The quickest way is :

  1. Stop application so data is not changed.
  2. Dump key_id and value_id from VALUE table with only matching key_id in KEY table by using

    mysqldump YOUR_DATABASE_NAME value --where="key_id in (select key_id from YOUR_DATABASE_NAME.key)" --lock-all --opt --quick --quote-names --skip-extended-insert > VALUE_DATA.txt

  3. Truncate VALUE table

  4. Load data exported in step 2
  5. Start Application

As always, try this in Dev/Test environment with Prod data and same infrastructure so you can calculate downtime.

Hope this helps.

5
  • Perhaps I'm not reading this right but between step 1 and 5 it seems that the database is practically down, with not applications having access to it's data. I can't do that, both the entire database and these two tables needs to be up and running during the entire process. Commented Oct 23, 2013 at 7:34
  • Yes. The other options are to partition VALUE table based on key_id BUT that will be too many partitions in your case OR loop through deleting rows based on key_id and put SLEEP() in your loop as explained. Did you find out how many key_ids you have to delete from VALUE table?
    – Parag
    Commented Oct 23, 2013 at 21:04
  • It's about half of all values that needs to be deleted. The table can't be partitioned, doing so requires a total rebuild of the table and while that is happening the table is down and not accessible. This question is about to delete the data without taking down the table or database. There are far simpler approaches if that was allowed, like just one huge delete.
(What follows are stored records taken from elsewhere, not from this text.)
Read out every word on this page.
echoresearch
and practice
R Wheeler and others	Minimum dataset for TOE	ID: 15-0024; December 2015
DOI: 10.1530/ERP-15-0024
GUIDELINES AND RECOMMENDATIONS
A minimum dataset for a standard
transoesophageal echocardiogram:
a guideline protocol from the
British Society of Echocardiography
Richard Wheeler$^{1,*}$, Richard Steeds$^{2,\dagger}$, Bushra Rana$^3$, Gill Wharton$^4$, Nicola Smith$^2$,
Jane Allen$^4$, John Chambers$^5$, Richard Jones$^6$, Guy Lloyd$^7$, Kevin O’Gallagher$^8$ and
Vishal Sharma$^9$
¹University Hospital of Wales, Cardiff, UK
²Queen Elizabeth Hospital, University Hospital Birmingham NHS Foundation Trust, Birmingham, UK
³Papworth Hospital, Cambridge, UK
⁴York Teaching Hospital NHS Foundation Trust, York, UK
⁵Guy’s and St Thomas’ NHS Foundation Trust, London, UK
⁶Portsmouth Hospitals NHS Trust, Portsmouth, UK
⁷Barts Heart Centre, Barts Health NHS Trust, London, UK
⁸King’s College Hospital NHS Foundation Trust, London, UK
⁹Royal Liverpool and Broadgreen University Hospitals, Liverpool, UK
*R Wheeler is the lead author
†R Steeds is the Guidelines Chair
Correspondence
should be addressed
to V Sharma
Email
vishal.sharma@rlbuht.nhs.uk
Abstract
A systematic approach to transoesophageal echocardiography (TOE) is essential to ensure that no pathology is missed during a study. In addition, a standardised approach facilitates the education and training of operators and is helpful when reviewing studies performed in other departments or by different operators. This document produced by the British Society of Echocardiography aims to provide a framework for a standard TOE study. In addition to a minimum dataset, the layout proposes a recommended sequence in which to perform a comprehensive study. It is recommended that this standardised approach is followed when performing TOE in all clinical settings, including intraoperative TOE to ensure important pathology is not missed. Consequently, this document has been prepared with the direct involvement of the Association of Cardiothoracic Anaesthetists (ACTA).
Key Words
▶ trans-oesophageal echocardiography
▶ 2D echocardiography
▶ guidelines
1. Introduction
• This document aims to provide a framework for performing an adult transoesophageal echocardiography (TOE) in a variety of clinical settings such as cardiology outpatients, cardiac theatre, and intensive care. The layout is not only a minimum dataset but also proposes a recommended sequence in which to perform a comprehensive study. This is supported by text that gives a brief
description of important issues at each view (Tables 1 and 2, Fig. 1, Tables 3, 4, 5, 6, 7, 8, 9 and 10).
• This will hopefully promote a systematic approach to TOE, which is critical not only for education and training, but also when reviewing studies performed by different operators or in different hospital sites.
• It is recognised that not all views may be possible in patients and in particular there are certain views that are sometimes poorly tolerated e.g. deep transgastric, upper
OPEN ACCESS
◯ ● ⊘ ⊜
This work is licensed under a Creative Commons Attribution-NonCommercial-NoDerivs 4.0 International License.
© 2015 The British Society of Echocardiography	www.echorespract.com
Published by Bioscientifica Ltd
Commented Oct 24, 2013 at 4:40
  • 2
    Have you looked into Percona's pt-archiver utility ? You don't have to transfer data into another table. Read Description on website.
    – Parag
    Commented Oct 24, 2013 at 16:03
  • I have looked at pt-archiver and it seems too slow for me. It's a very good tool otherwise. Commented Oct 29, 2013 at 5:38
0

I am just curious what the effect would be of adding a non-unique index on key_id in table VALUE. Selectivity is not high at all (~0.001) but I am curious how that would affect the join performance.

0

Why don't you split your VALUE table into several ones according to some rule like key_id module some power of 2 (like 256 for example)?